Table_13_The genomic landscape of ANCA-associated vasculitis: Distinct transcriptional signatures, molecular endotypes and comparison with systemic lupus erythematosus.xlsx

IntroductionAnti-neutrophil cytoplasmic antibody (ANCA)-associated vasculitides (AAVs) present with a complex phenotype and are associated with high mortality and multi-organ involvement. We sought to define the transcriptional landscape and molecular endotypes of AAVs and compare it to systemic lupus erythematosus (SLE).MethodsWe performed whole blood mRNA sequencing from 30 patients with AAV (granulomatosis with polyangiitis/GPA and microscopic polyangiitis/MPA) combined with functional enrichment and network analysis for aberrant pathways. Key genes and pathways were validated in an independent cohort of 18 AAV patients. Co-expression network and hierarchical clustering analysis, identified molecular endotypes. Multi-level transcriptional overlap analysis to SLE was based on our published data from 142 patients.ResultsWe report here that “Pan-vasculitis” signature contained 1,982 differentially expressed genes, enriched in leukocyte differentiation, cytokine signaling, type I and type II IFN signaling and aberrant B-T cell immunity. Active disease was characterized by signatures linked to cell cycle checkpoints and metabolism pathways, whereas ANCA-positive patients exhibited a humoral immunity transcriptional fingerprint. Differential expression analysis of GPA and MPA yielded an IFN-g pathway (in addition to a type I IFN) in the former and aberrant expression of genes related to autophagy and mRNA splicing in the latter. Unsupervised molecular taxonomy analysis revealed four endotypes with neutrophil degranulation, aberrant metabolism and B-cell responses as potential mechanistic drivers. Transcriptional perturbations and molecular heterogeneity were more pronounced in SLE. Molecular analysis and data-driven clustering of AAV uncovered distinct transcriptional pathways that could be exploited for targeted therapy.DiscussionWe conclude that transcriptomic analysis of AAV reveals distinct endotypes and molecular pathways that could be targeted for therapy. The AAV transcriptome is more homogenous and less fragmented compared to the SLE which may account for its superior rates of response to therapy.
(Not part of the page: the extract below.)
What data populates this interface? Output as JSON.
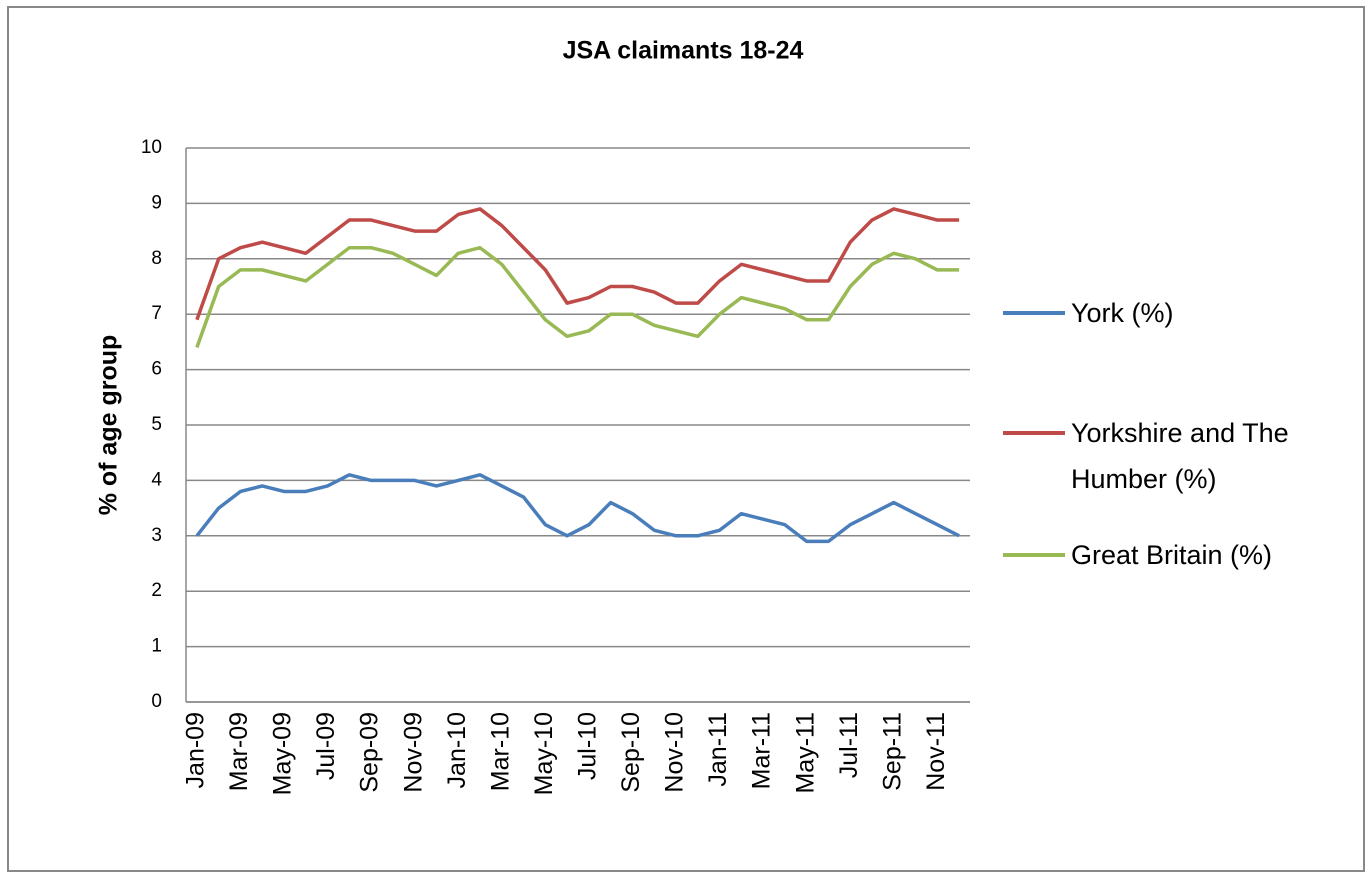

抗中性粒细胞胞浆抗体（ANCA）相关血管炎（AAVs）呈现复杂表型，与高死亡率及多器官受累相关。本研究旨在阐述AAVs的转录组景观和分子表型，并与系统性红斑狼疮（SLE）进行比较。研究方法包括对30例AAVs患者（包括肉芽肿性多血管炎/GPA和微小多血管炎/MPA）进行全血mRNA测序，结合功能富集和网络分析以识别异常通路。在独立队列的18例AAVs患者中验证了关键基因和通路。共表达网络和层次聚类分析识别了分子表型。多层级转录组与SLE的重叠分析基于我们已发表的142例患者的数据。结果显示，“全血管炎”特征包含1,982个差异表达基因，富集于白细胞分化、细胞因子信号传导、I型和II型干扰素信号传导以及异常B-T细胞免疫。活跃疾病以与细胞周期检查点和代谢通路相关的特征为标志，而ANCA阳性患者表现出体液免疫转录特征。GPA和MPA的差异表达分析揭示了前者存在IFN-g通路（除I型干扰素外）以及后者存在与自噬和mRNA剪接相关的基因异常表达。无监督分子分类分析揭示了四种表型，其中中性粒细胞脱颗粒、异常代谢和B细胞反应作为潜在的机制驱动因素。SLE中的转录组扰动和分子异质性更为显著。AAVs的分子分析和数据驱动聚类揭示了独特的转录通路，这些通路可能被用于靶向治疗。讨论部分，我们得出结论，AAVs的转录组分析揭示了可针对治疗进行靶向的特定表型和分子通路。与SLE相比，AAVs的转录组更为同质化和碎片化程度较低，这可能解释了其对治疗的响应率更高的原因。